Sales rise aids Royal Doulton
FINE china sales are booming at Royal Doulton, the Stoke-on-Trent group that demerged from the media conglomerate Pearson last December.
The company has experienced a marked improvement in its domestic market, which accounts for more than half of sales, and in exports to Europe, Australia and Asia Pacific since its flotation.
Turnover rose 4.4 per cent to pounds 101m in the six months to June, and pre-tax profits were pounds 2.6m compared with a loss last time of pounds 3.8m. The figures benefited from an improvement of about 2 per cent in gross manufacturing margins, following stiff cost-cutting.

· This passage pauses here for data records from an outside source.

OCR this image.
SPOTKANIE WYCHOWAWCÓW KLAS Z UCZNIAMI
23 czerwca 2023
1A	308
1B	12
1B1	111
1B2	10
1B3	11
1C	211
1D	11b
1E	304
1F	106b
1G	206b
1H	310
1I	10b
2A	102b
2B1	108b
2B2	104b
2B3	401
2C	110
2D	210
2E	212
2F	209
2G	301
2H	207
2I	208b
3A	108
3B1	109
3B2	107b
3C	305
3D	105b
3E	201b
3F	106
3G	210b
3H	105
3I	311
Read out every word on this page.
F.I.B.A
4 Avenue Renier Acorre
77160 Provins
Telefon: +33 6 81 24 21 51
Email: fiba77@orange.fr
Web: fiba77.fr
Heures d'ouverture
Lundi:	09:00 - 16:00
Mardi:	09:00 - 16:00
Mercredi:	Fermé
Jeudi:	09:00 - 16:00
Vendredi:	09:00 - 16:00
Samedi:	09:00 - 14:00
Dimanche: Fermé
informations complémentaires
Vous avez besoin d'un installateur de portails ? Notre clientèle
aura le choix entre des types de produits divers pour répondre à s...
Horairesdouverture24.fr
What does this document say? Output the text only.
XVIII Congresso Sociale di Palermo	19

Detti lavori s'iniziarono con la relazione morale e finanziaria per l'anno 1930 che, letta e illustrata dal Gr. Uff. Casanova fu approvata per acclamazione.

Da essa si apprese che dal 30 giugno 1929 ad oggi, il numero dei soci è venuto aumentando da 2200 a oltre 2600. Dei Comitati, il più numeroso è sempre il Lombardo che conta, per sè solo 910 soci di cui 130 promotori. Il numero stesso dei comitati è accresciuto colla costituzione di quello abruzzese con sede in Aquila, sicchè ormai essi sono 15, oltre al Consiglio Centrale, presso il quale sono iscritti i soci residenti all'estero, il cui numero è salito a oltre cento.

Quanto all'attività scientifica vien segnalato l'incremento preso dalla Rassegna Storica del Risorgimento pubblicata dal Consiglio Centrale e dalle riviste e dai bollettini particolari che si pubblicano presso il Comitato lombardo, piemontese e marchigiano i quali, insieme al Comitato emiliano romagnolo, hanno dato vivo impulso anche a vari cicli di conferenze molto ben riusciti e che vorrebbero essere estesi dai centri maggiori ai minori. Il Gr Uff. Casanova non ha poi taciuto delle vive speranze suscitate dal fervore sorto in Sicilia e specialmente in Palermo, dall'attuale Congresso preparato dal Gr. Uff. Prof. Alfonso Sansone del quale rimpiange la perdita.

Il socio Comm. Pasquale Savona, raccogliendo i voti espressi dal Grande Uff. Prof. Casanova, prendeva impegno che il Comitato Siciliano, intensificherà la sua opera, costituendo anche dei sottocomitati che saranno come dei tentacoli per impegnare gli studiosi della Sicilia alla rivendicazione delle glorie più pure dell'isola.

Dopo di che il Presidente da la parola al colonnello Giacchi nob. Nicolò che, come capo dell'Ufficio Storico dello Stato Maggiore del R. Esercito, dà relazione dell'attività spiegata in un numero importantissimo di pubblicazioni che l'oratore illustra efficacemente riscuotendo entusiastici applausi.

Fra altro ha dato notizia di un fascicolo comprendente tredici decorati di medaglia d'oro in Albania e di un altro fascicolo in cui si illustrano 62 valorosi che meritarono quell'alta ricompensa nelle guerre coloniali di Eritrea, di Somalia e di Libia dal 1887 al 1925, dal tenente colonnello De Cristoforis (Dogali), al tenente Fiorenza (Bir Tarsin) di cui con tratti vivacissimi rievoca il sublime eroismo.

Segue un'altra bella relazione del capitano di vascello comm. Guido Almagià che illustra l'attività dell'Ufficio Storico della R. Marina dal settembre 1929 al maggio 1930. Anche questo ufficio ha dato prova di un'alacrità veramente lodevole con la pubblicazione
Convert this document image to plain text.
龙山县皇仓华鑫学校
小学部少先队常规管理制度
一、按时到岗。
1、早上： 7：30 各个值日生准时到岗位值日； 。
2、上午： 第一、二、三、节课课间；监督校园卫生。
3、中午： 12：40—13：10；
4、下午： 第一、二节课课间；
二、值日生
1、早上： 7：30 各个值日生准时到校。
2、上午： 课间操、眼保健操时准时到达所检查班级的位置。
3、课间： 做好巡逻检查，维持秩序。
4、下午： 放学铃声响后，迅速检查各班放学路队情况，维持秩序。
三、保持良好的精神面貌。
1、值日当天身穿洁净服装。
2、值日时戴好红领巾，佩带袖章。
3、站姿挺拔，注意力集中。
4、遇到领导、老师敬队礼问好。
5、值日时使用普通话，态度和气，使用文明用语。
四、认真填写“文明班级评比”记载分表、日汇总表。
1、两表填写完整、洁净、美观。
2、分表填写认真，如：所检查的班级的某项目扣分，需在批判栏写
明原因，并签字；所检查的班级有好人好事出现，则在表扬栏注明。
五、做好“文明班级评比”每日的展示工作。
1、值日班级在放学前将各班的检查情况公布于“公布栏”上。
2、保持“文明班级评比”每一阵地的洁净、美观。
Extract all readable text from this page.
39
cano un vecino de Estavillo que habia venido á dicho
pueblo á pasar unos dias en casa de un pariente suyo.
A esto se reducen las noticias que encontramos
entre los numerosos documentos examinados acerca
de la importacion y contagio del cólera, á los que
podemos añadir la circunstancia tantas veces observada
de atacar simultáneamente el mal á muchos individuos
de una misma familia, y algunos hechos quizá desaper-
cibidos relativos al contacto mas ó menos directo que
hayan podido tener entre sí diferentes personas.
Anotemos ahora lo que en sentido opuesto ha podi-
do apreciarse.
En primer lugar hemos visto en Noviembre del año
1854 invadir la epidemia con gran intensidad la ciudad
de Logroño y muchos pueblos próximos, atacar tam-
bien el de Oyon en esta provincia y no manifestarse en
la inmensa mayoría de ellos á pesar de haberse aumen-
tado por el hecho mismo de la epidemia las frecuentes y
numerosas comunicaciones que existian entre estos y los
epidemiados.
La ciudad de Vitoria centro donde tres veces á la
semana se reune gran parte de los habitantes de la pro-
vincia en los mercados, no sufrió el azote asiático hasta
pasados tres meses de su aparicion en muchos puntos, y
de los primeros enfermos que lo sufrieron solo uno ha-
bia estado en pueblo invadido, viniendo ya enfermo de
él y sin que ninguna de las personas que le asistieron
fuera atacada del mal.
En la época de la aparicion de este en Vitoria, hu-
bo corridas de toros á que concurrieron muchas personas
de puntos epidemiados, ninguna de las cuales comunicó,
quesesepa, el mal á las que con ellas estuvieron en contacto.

The sour note was North America, where prices have come under pressure and the group's subsidiaries have experienced a poor half-year.
Doulton had raised prices at the beginning of the year but reversed the decision when it began to lose market share. Nevertheless, conditions continued to be difficult.
Last year's comparative interim loss reflected pounds 3.1m of non-recurring items associated with Pearson. This time profits suffered from an pounds 808,000 charge in respect of the group's Japanese subsidiary.
Profits on ordinary activities of pounds 3.4m fell to pounds 2.6m after a pounds 733,000 interest charge. Earnings per share were 2.9p (0.3p) and the interim dividend is 1.75p compared with a notional 1.65p last time. The shares, which have outperformed the FT-SE 100 by 60 per cent since flotation, rose 2p to 309p.